Newsletter Tuesday, November 5

“I don’t believe you would have a Trump phenomenon without the excesses of Silicon Valley,” Karp told The New York Times in a wide-ranging interview published on Saturday.

Trump’s ascendance, Karp said, has been driven by out-of-touch tech moguls “who support policies where they don’t have to absorb the cost at all.”

“I don’t even know how you explain to the average American that you’ve become a multibillionaire and you won’t supply your product to the DOD,” Karp told The Times.

“It’s jarringly corrosive. That’s before you get to all the corrosive, divisive things that are on these platforms,” he continued.

Karp cofounded Palantir in 2003 with his Stanford Law School classmate Peter Thiel.

The secretive company makes its money by supplying data-mining and analytics software to government and law enforcement agencies like the Department of Defense, the FBI, and the CIA. It also provides artificial intelligence models to militaries, including those of Israel and Ukraine.

A representative for Karp at Palantir declined to comment when approached by Business Insider.

Karp’s comments about the ties between Trump and Silicon Valley echo points recently raised by his fellow billionaire Mark Cuban.

“Watching what’s happening in Silicon Valley is insane. It’s not so much a support thing. It’s more like a takeover thing, trying to put themselves in a position to have as much control as possible,” Cuban said of the tech titans backing Trump in an interview with the “Daily Show” host Jon Stewart last week.

Silicon Valley’s elite, Cuban said, wants to act as a pseudo board of directors to Trump, who they are envisioning as “CEO of the United States of America.”

Representatives for the Trump campaign didn’t immediately respond to a request for comment from BI sent outside regular business hours.

Karp’s politics

Karp told The Times that he initially backed President Joe Biden before switching over to support Vice President Kamala Harris after Biden dropped out of the race.

In July, Karp told the Financial Times he was backing the Democrats even though he didn’t agree with the party’s progressive wing.

“I personally am not thrilled by the direction, but how far can they go before I reconsider? I am voting against Trump,” Karp said.

This isn’t the first time Karp has spoken out against Silicon Valley.

When Palantir filed to go public in August 2020, Karp said in a letter to investors that society needed to ask itself if it wants to “outsource the adjudication of some of the most consequential moral and philosophical questions of our time” to Silicon Valley engineers.

“The engineering elite of Silicon Valley may know more than most about building software. But they do not know more about how society should be organized or what justice requires,” he added.
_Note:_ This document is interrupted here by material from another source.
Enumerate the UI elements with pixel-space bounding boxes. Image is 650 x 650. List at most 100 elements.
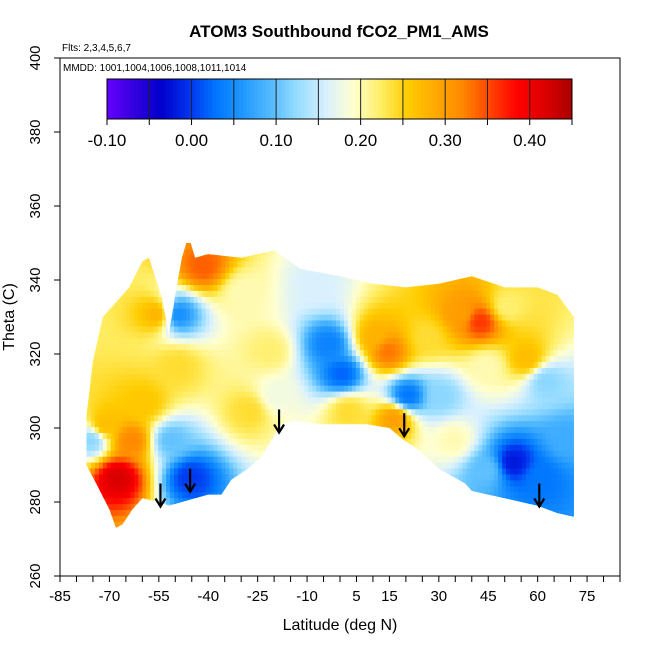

Palantir would go on to move its headquarters from Palo Alto to Denver that same month. In his letter to investors, Karp described a growing disillusionment with Silicon Valley.
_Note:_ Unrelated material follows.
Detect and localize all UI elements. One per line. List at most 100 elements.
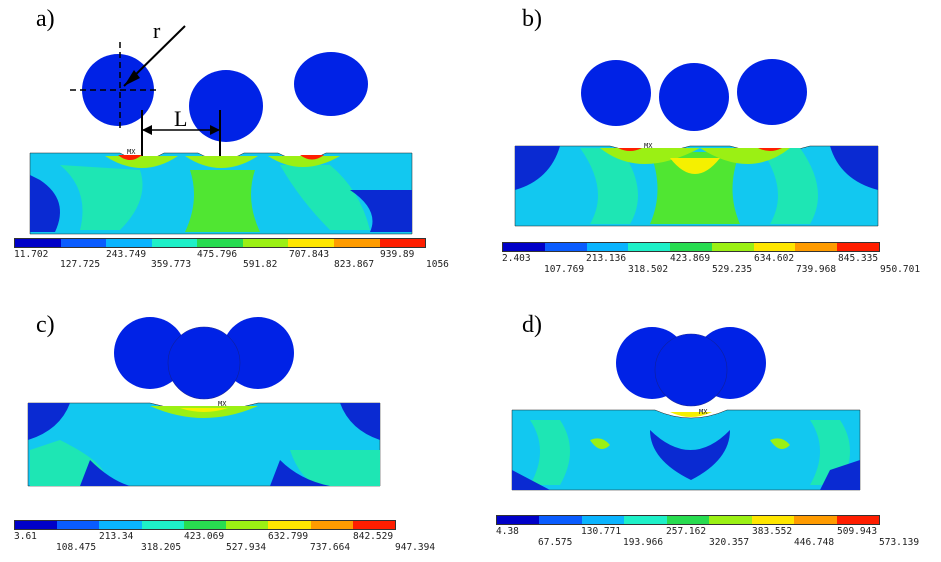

“Our company was founded in Silicon Valley. But we seem to share fewer and fewer of the technology sector’s values and commitments,” Karp wrote in his letter.

Tech titans in Silicon Valley have been split on who to back in this presidential election.

LinkedIn cofounder Reid Hoffman and Netflix cofounder Reed Hastings are among those loudly backing Harris. Others, like Tesla CEO Elon Musk and venture capitalists Marc Andreessen and Ben Horowitz, are going all in on Trump.

“My smartest friends, including those living in the San Francisco Bay Area who have been lifelong Dems, are excited about Trump/Vance,” Musk wrote in an X post on July 21 about Trump and his running mate, Sen. JD Vance of Ohio.

“I believe in an America that maximizes individual freedom and merit. That used to be the Democratic Party, but now the pendulum has swung to the Republican Party,” Musk wrote in a follow-up post on the same day.